HTTP has this with standard headers to boot.


> 2. Standard representation for errors

HTTP has standard response codes.


> 3. Binding for sending messages over HTTP

HTTP doesn't require a binding; it's an application protocol.


> 4. Binding for mapping messages to RPC

HTTP has standard methods. 


> If HTTP is an application protocol, I don't see how SOAP can't be
> one.  

Let me help you. Well known headers. Well known methods. An
addressing model worth a damn. SOAP has none of these.

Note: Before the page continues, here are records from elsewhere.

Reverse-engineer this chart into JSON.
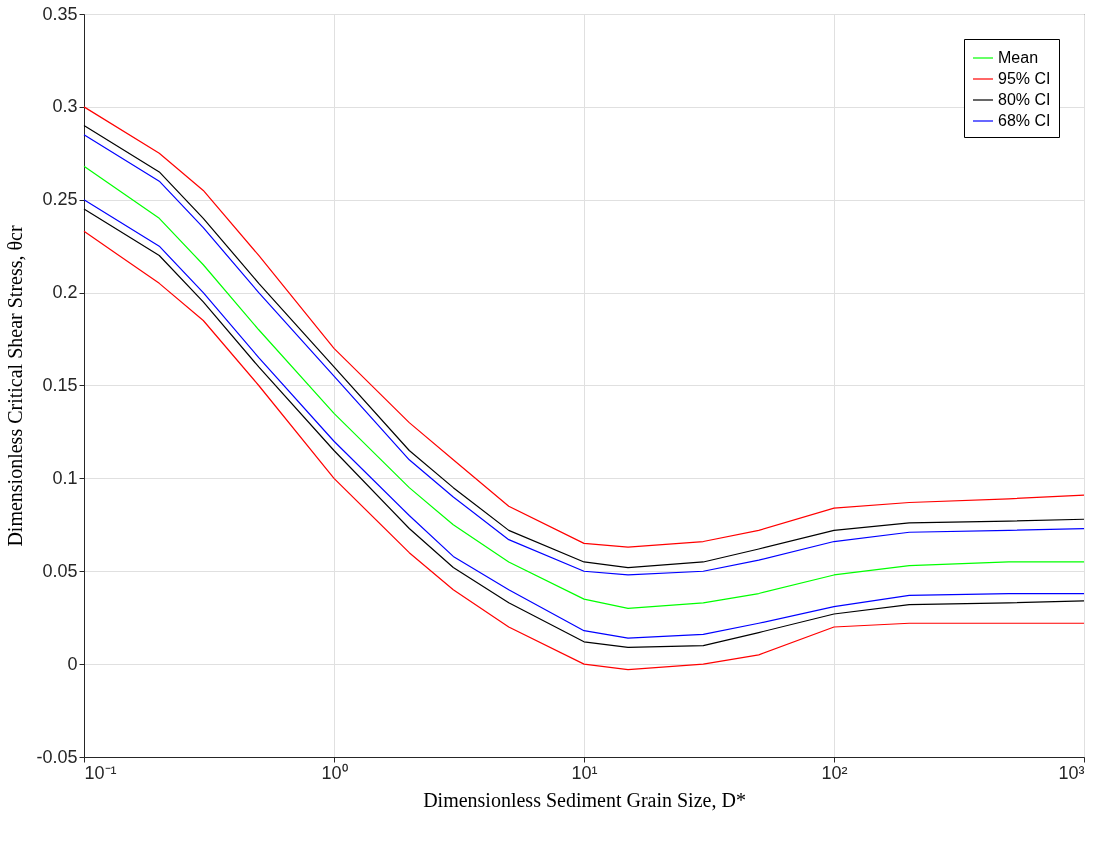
{
  "chart_data": {
    "type": "line",
    "xlabel": "Dimensionless Sediment Grain Size, D*",
    "ylabel": "Dimensionless Critical Shear Stress, θcr",
    "x": [
      0.1,
      0.2,
      0.3,
      0.5,
      1,
      2,
      3,
      5,
      10,
      15,
      30,
      50,
      100,
      200,
      500,
      1000
    ],
    "series": [
      {
        "name": "Mean",
        "color": "#00ff00",
        "values": [
          0.268,
          0.24,
          0.215,
          0.18,
          0.135,
          0.095,
          0.075,
          0.055,
          0.035,
          0.03,
          0.033,
          0.038,
          0.048,
          0.053,
          0.055,
          0.055
        ]
      },
      {
        "name": "95% CI",
        "color": "#ff0000",
        "values": [
          0.3,
          0.275,
          0.255,
          0.22,
          0.17,
          0.13,
          0.11,
          0.085,
          0.065,
          0.063,
          0.066,
          0.072,
          0.084,
          0.087,
          0.089,
          0.091
        ]
      },
      {
        "name": "80% CI",
        "color": "#000000",
        "values": [
          0.29,
          0.265,
          0.24,
          0.205,
          0.16,
          0.115,
          0.095,
          0.072,
          0.055,
          0.052,
          0.055,
          0.062,
          0.072,
          0.076,
          0.077,
          0.078
        ]
      },
      {
        "name": "68% CI",
        "color": "#0000ff",
        "values": [
          0.285,
          0.26,
          0.235,
          0.2,
          0.155,
          0.11,
          0.09,
          0.067,
          0.05,
          0.048,
          0.05,
          0.056,
          0.066,
          0.071,
          0.072,
          0.073
        ]
      },
      {
        "color": "#0000ff",
        "values": [
          0.25,
          0.225,
          0.2,
          0.165,
          0.12,
          0.08,
          0.058,
          0.04,
          0.018,
          0.014,
          0.016,
          0.022,
          0.031,
          0.037,
          0.038,
          0.038
        ]
      },
      {
        "color": "#000000",
        "values": [
          0.245,
          0.22,
          0.195,
          0.16,
          0.115,
          0.073,
          0.052,
          0.033,
          0.012,
          0.009,
          0.01,
          0.017,
          0.027,
          0.032,
          0.033,
          0.034
        ]
      },
      {
        "color": "#ff0000",
        "values": [
          0.233,
          0.205,
          0.185,
          0.15,
          0.1,
          0.06,
          0.04,
          0.02,
          0.0,
          -0.003,
          0.0,
          0.005,
          0.02,
          0.022,
          0.022,
          0.022
        ]
      }
    ],
    "xlim": [
      0.1,
      1000
    ],
    "xticks": [
      {
        "value": 0.1,
        "label": "10⁻¹"
      },
      {
        "value": 1,
        "label": "10⁰"
      },
      {
        "value": 10,
        "label": "10¹"
      },
      {
        "value": 100,
        "label": "10²"
      },
      {
        "value": 1000,
        "label": "10³"
      }
    ],
    "ylim": [
      -0.05,
      0.35
    ],
    "yticks": [
      -0.05,
      0,
      0.05,
      0.1,
      0.15,
      0.2,
      0.25,
      0.3,
      0.35
    ],
    "log": "x",
    "grid": true,
    "legend": "top right",
    "marker": "none",
    "line_style": "solid"
  }
}
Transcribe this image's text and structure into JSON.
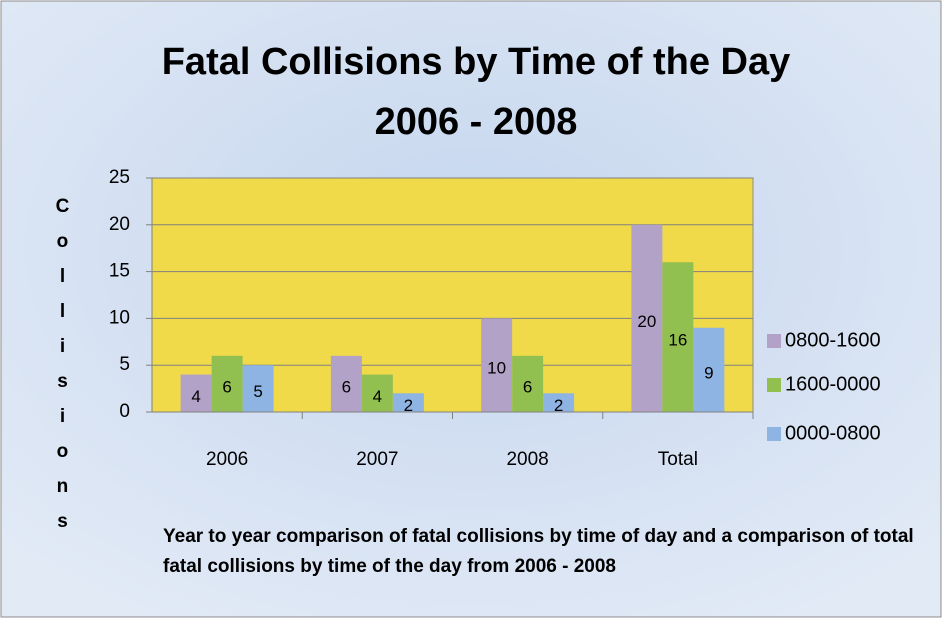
{
  "chart_data": {
    "type": "bar",
    "title": [
      "Fatal Collisions by Time of the Day",
      "2006 - 2008"
    ],
    "ylabel": "Collisions",
    "caption": "Year to year comparison of fatal collisions by time of day and a comparison of total fatal collisions by time of the day from 2006 - 2008",
    "categories": [
      "2006",
      "2007",
      "2008",
      "Total"
    ],
    "series": [
      {
        "name": "0800-1600",
        "color": "#b3a2c7",
        "values": [
          4,
          6,
          10,
          20
        ]
      },
      {
        "name": "1600-0000",
        "color": "#92c050",
        "values": [
          6,
          4,
          6,
          16
        ]
      },
      {
        "name": "0000-0800",
        "color": "#8eb4e3",
        "values": [
          5,
          2,
          2,
          9
        ]
      }
    ],
    "ylim": [
      0,
      25
    ],
    "yticks": [
      0,
      5,
      10,
      15,
      20,
      25
    ],
    "grid": true,
    "legend": "right",
    "plot_color": "#f0da4a"
  }
}
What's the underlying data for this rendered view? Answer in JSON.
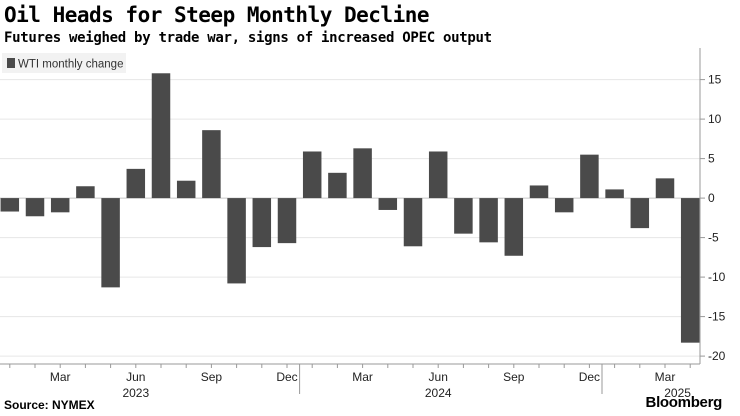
{
  "header": {
    "title": "Oil Heads for Steep Monthly Decline",
    "subtitle": "Futures weighed by trade war, signs of increased OPEC output"
  },
  "footer": {
    "source": "Source: NYMEX",
    "brand": "Bloomberg"
  },
  "colors": {
    "bar": "#4a4a4a",
    "grid": "#e6e6e6",
    "axis": "#999999"
  },
  "chart_data": {
    "type": "bar",
    "legend": {
      "label": "WTI monthly change",
      "placement": "top-left"
    },
    "categories": [
      "2023-01",
      "2023-02",
      "2023-03",
      "2023-04",
      "2023-05",
      "2023-06",
      "2023-07",
      "2023-08",
      "2023-09",
      "2023-10",
      "2023-11",
      "2023-12",
      "2024-01",
      "2024-02",
      "2024-03",
      "2024-04",
      "2024-05",
      "2024-06",
      "2024-07",
      "2024-08",
      "2024-09",
      "2024-10",
      "2024-11",
      "2024-12",
      "2025-01",
      "2025-02",
      "2025-03",
      "2025-04"
    ],
    "values": [
      -1.7,
      -2.3,
      -1.8,
      1.5,
      -11.3,
      3.7,
      15.8,
      2.2,
      8.6,
      -10.8,
      -6.2,
      -5.7,
      5.9,
      3.2,
      6.3,
      -1.5,
      -6.1,
      5.9,
      -4.5,
      -5.6,
      -7.3,
      1.6,
      -1.8,
      5.5,
      1.1,
      -3.8,
      2.5,
      -18.3
    ],
    "x_tick_labels": [
      {
        "index": 2,
        "label": "Mar"
      },
      {
        "index": 5,
        "label": "Jun"
      },
      {
        "index": 8,
        "label": "Sep"
      },
      {
        "index": 11,
        "label": "Dec"
      },
      {
        "index": 14,
        "label": "Mar"
      },
      {
        "index": 17,
        "label": "Jun"
      },
      {
        "index": 20,
        "label": "Sep"
      },
      {
        "index": 23,
        "label": "Dec"
      },
      {
        "index": 26,
        "label": "Mar"
      }
    ],
    "year_labels": [
      {
        "index": 5,
        "label": "2023"
      },
      {
        "index": 17,
        "label": "2024"
      },
      {
        "index": 26.5,
        "label": "2025"
      }
    ],
    "year_boundaries": [
      11.5,
      23.5
    ],
    "y_ticks": [
      15,
      10,
      5,
      0,
      -5,
      -10,
      -15,
      -20
    ],
    "y_tick_labels": [
      "15",
      "10",
      "5",
      "0",
      "-5",
      "-10",
      "-15",
      "-20"
    ],
    "ylim": [
      -21,
      19
    ],
    "y_axis_side": "right",
    "grid": "horizontal"
  }
}
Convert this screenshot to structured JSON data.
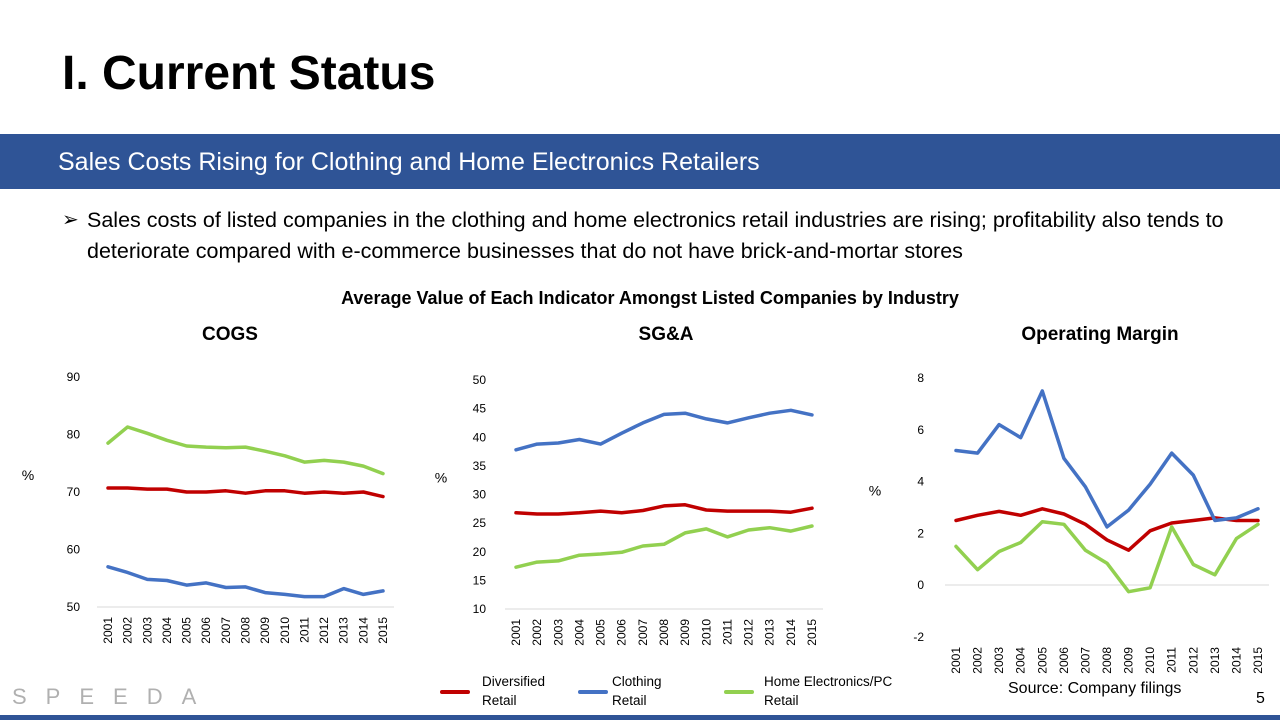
{
  "page": {
    "title": "I. Current Status",
    "banner": "Sales Costs Rising for Clothing and Home Electronics Retailers",
    "bullet_icon": "➢",
    "bullet": "Sales costs of listed companies in the clothing and home electronics retail industries are rising; profitability also tends to deteriorate compared with e-commerce businesses that do not have brick-and-mortar stores",
    "section_title": "Average Value of Each Indicator Amongst Listed Companies by Industry",
    "source": "Source: Company filings",
    "logo": "SPEEDA",
    "page_number": "5"
  },
  "legend": [
    {
      "label": "Diversified Retail",
      "color": "#c00000"
    },
    {
      "label": "Clothing Retail",
      "color": "#4472c4"
    },
    {
      "label": "Home Electronics/PC Retail",
      "color": "#92d050"
    }
  ],
  "chart_data": [
    {
      "type": "line",
      "title": "COGS",
      "ylabel": "%",
      "ylim": [
        50,
        90
      ],
      "yticks": [
        50,
        60,
        70,
        80,
        90
      ],
      "x": [
        "2001",
        "2002",
        "2003",
        "2004",
        "2005",
        "2006",
        "2007",
        "2008",
        "2009",
        "2010",
        "2011",
        "2012",
        "2013",
        "2014",
        "2015"
      ],
      "grid": false,
      "series": [
        {
          "name": "Diversified Retail",
          "color": "#c00000",
          "values": [
            70.7,
            70.7,
            70.5,
            70.5,
            70.0,
            70.0,
            70.2,
            69.8,
            70.2,
            70.2,
            69.8,
            70.0,
            69.8,
            70.0,
            69.2
          ]
        },
        {
          "name": "Clothing Retail",
          "color": "#4472c4",
          "values": [
            57.0,
            56.0,
            54.8,
            54.6,
            53.8,
            54.2,
            53.4,
            53.5,
            52.5,
            52.2,
            51.8,
            51.8,
            53.2,
            52.2,
            52.8
          ]
        },
        {
          "name": "Home Electronics/PC Retail",
          "color": "#92d050",
          "values": [
            78.5,
            81.3,
            80.2,
            79.0,
            78.0,
            77.8,
            77.7,
            77.8,
            77.1,
            76.3,
            75.2,
            75.5,
            75.2,
            74.5,
            73.2
          ]
        }
      ]
    },
    {
      "type": "line",
      "title": "SG&A",
      "ylabel": "%",
      "ylim": [
        10,
        50
      ],
      "yticks": [
        10,
        15,
        20,
        25,
        30,
        35,
        40,
        45,
        50
      ],
      "x": [
        "2001",
        "2002",
        "2003",
        "2004",
        "2005",
        "2006",
        "2007",
        "2008",
        "2009",
        "2010",
        "2011",
        "2012",
        "2013",
        "2014",
        "2015"
      ],
      "grid": false,
      "series": [
        {
          "name": "Diversified Retail",
          "color": "#c00000",
          "values": [
            26.8,
            26.6,
            26.6,
            26.8,
            27.1,
            26.8,
            27.2,
            28.0,
            28.2,
            27.3,
            27.1,
            27.1,
            27.1,
            26.9,
            27.6
          ]
        },
        {
          "name": "Clothing Retail",
          "color": "#4472c4",
          "values": [
            37.8,
            38.8,
            39.0,
            39.6,
            38.8,
            40.7,
            42.5,
            44.0,
            44.2,
            43.2,
            42.5,
            43.4,
            44.2,
            44.7,
            43.9
          ]
        },
        {
          "name": "Home Electronics/PC Retail",
          "color": "#92d050",
          "values": [
            17.3,
            18.2,
            18.4,
            19.4,
            19.6,
            19.9,
            21.0,
            21.3,
            23.3,
            24.0,
            22.6,
            23.8,
            24.2,
            23.6,
            24.5
          ]
        }
      ]
    },
    {
      "type": "line",
      "title": "Operating Margin",
      "ylabel": "%",
      "ylim": [
        -2,
        8
      ],
      "yticks": [
        -2,
        0,
        2,
        4,
        6,
        8
      ],
      "x": [
        "2001",
        "2002",
        "2003",
        "2004",
        "2005",
        "2006",
        "2007",
        "2008",
        "2009",
        "2010",
        "2011",
        "2012",
        "2013",
        "2014",
        "2015"
      ],
      "grid": false,
      "series": [
        {
          "name": "Diversified Retail",
          "color": "#c00000",
          "values": [
            2.5,
            2.7,
            2.85,
            2.7,
            2.95,
            2.75,
            2.35,
            1.75,
            1.35,
            2.1,
            2.4,
            2.5,
            2.6,
            2.5,
            2.5
          ]
        },
        {
          "name": "Clothing Retail",
          "color": "#4472c4",
          "values": [
            5.2,
            5.1,
            6.2,
            5.7,
            7.5,
            4.9,
            3.8,
            2.25,
            2.9,
            3.9,
            5.1,
            4.25,
            2.5,
            2.6,
            2.95
          ]
        },
        {
          "name": "Home Electronics/PC Retail",
          "color": "#92d050",
          "values": [
            1.5,
            0.6,
            1.3,
            1.65,
            2.45,
            2.35,
            1.35,
            0.85,
            -0.25,
            -0.1,
            2.25,
            0.8,
            0.4,
            1.8,
            2.35
          ]
        }
      ]
    }
  ]
}
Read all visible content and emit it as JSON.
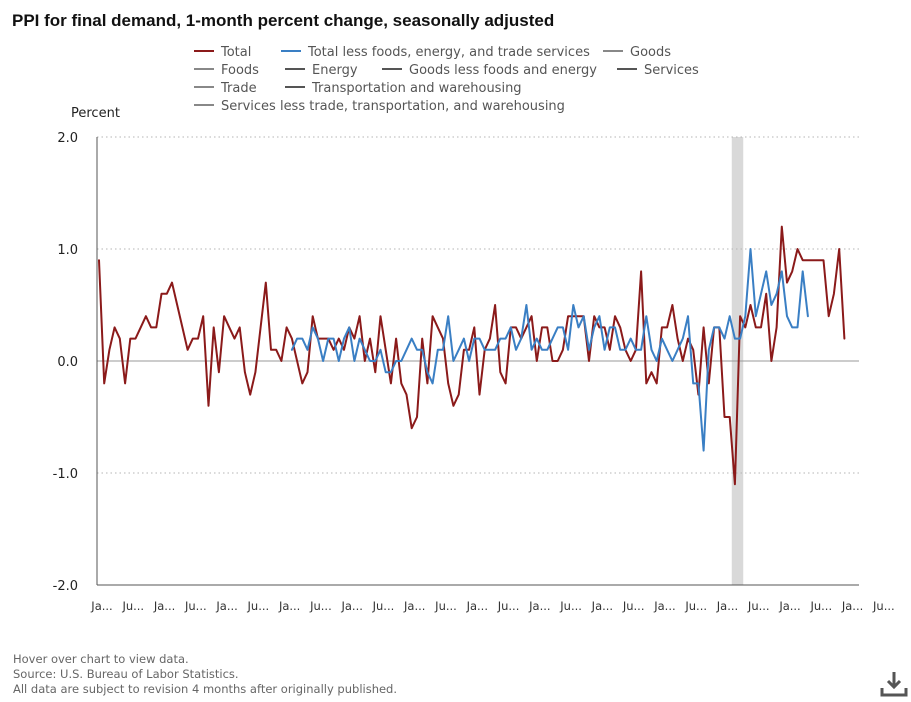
{
  "chart_data": {
    "type": "line",
    "title": "PPI for final demand, 1-month percent change, seasonally adjusted",
    "ylabel": "Percent",
    "ylim": [
      -2.0,
      2.0
    ],
    "yticks": [
      "2.0",
      "1.0",
      "0.0",
      "-1.0",
      "-2.0"
    ],
    "ytick_values": [
      2.0,
      1.0,
      0.0,
      -1.0,
      -2.0
    ],
    "grid": "horizontal dotted",
    "legend_position": "top",
    "x_tick_labels": [
      "Ja...",
      "Ju...",
      "Ja...",
      "Ju...",
      "Ja...",
      "Ju...",
      "Ja...",
      "Ju...",
      "Ja...",
      "Ju...",
      "Ja...",
      "Ju...",
      "Ja...",
      "Ju...",
      "Ja...",
      "Ju...",
      "Ja...",
      "Ju...",
      "Ja...",
      "Ju...",
      "Ja...",
      "Ju...",
      "Ja...",
      "Ju...",
      "Ja...",
      "Ju..."
    ],
    "months_per_tick": 6,
    "recession_months": [
      122,
      123
    ],
    "legend": [
      {
        "name": "Total",
        "color": "#8b1a1a"
      },
      {
        "name": "Total less foods, energy, and trade services",
        "color": "#3a7fc4"
      },
      {
        "name": "Goods",
        "color": "#888888"
      },
      {
        "name": "Foods",
        "color": "#888888"
      },
      {
        "name": "Energy",
        "color": "#555555"
      },
      {
        "name": "Goods less foods and energy",
        "color": "#555555"
      },
      {
        "name": "Services",
        "color": "#555555"
      },
      {
        "name": "Trade",
        "color": "#888888"
      },
      {
        "name": "Transportation and warehousing",
        "color": "#555555"
      },
      {
        "name": "Services less trade, transportation, and warehousing",
        "color": "#888888"
      }
    ],
    "series": [
      {
        "name": "Total",
        "color": "#8b1a1a",
        "start_index": 0,
        "values": [
          0.9,
          -0.2,
          0.1,
          0.3,
          0.2,
          -0.2,
          0.2,
          0.2,
          0.3,
          0.4,
          0.3,
          0.3,
          0.6,
          0.6,
          0.7,
          0.5,
          0.3,
          0.1,
          0.2,
          0.2,
          0.4,
          -0.4,
          0.3,
          -0.1,
          0.4,
          0.3,
          0.2,
          0.3,
          -0.1,
          -0.3,
          -0.1,
          0.3,
          0.7,
          0.1,
          0.1,
          0.0,
          0.3,
          0.2,
          0.0,
          -0.2,
          -0.1,
          0.4,
          0.2,
          0.2,
          0.2,
          0.1,
          0.2,
          0.1,
          0.3,
          0.2,
          0.4,
          0.0,
          0.2,
          -0.1,
          0.4,
          0.1,
          -0.2,
          0.2,
          -0.2,
          -0.3,
          -0.6,
          -0.5,
          0.2,
          -0.2,
          0.4,
          0.3,
          0.2,
          -0.2,
          -0.4,
          -0.3,
          0.1,
          0.1,
          0.3,
          -0.3,
          0.1,
          0.2,
          0.5,
          -0.1,
          -0.2,
          0.3,
          0.3,
          0.2,
          0.3,
          0.4,
          0.0,
          0.3,
          0.3,
          0.0,
          0.0,
          0.1,
          0.4,
          0.4,
          0.4,
          0.4,
          0.0,
          0.4,
          0.3,
          0.3,
          0.1,
          0.4,
          0.3,
          0.1,
          0.0,
          0.1,
          0.8,
          -0.2,
          -0.1,
          -0.2,
          0.3,
          0.3,
          0.5,
          0.2,
          0.0,
          0.2,
          0.1,
          -0.3,
          0.3,
          -0.2,
          0.3,
          0.3,
          -0.5,
          -0.5,
          -1.1,
          0.4,
          0.3,
          0.5,
          0.3,
          0.3,
          0.6,
          0.0,
          0.3,
          1.2,
          0.7,
          0.8,
          1.0,
          0.9,
          0.9,
          0.9,
          0.9,
          0.9,
          0.4,
          0.6,
          1.0,
          0.2
        ]
      },
      {
        "name": "Total less foods, energy, and trade services",
        "color": "#3a7fc4",
        "start_index": 37,
        "values": [
          0.1,
          0.2,
          0.2,
          0.1,
          0.3,
          0.2,
          0.0,
          0.2,
          0.2,
          0.0,
          0.2,
          0.3,
          0.0,
          0.2,
          0.1,
          0.0,
          0.0,
          0.1,
          -0.1,
          -0.1,
          0.0,
          0.0,
          0.1,
          0.2,
          0.1,
          0.1,
          -0.1,
          -0.2,
          0.1,
          0.1,
          0.4,
          0.0,
          0.1,
          0.2,
          0.0,
          0.2,
          0.2,
          0.1,
          0.1,
          0.1,
          0.2,
          0.2,
          0.3,
          0.1,
          0.2,
          0.5,
          0.1,
          0.2,
          0.1,
          0.1,
          0.2,
          0.3,
          0.3,
          0.1,
          0.5,
          0.3,
          0.4,
          0.1,
          0.3,
          0.4,
          0.1,
          0.3,
          0.3,
          0.1,
          0.1,
          0.2,
          0.1,
          0.1,
          0.4,
          0.1,
          0.0,
          0.2,
          0.1,
          0.0,
          0.1,
          0.2,
          0.4,
          -0.2,
          -0.2,
          -0.8,
          0.1,
          0.3,
          0.3,
          0.2,
          0.4,
          0.2,
          0.2,
          0.4,
          1.0,
          0.4,
          0.6,
          0.8,
          0.5,
          0.6,
          0.8,
          0.4,
          0.3,
          0.3,
          0.8,
          0.4
        ]
      }
    ]
  },
  "footer": {
    "hover_hint": "Hover over chart to view data.",
    "source": "Source: U.S. Bureau of Labor Statistics.",
    "revision_note": "All data are subject to revision 4 months after originally published."
  },
  "download_icon_name": "download-icon"
}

The intersection between an application protocol and SOAP does not
make SOAP an application protocol. That's practically a fallacy of
composition.


> SOAP as it sits today doesn't give you much in terms of 
> interoperability benefit simply because there are no standard 
> headers. 

Agreed. 

 
> HTTP wouldn't be much of a protocol either if you throw out 
> all the headers.

Saying that SOAP might be an application protocol some day as and
when standard headers appear, does not make SOAP an application
protocol today. If HTTP didn't have well understood headers it
wouldn't be much of an app protocol either (putting methods and
addressing to one side for now). Indeed it would be much like SOAP,
except you can send a wider range of data through it with less
fuss. 

So why you'd want to run SOAP in its current state over HTTP when
you have HTTP remains something of a mystery. It's a bit like
shackling a a mountain bike to the roof of an 4x4, driving the 4x4
around and calling it mountainbiking. 


> > Paul Prescod
> > The nice thing is that you can just wrap up your XML messages
> > in SOAP envelopes and bodies and you don't have to change 
> > anything else. You'll be 100% buzzword compliant without
> > improving  interoperability one whit.

Well, to be precise, you can't even do that:
<http://www.w3.org/TR/2001/WD-soap12-part1-20011002/#reltoxml>.
SOAP's dealing with an XML profile after all.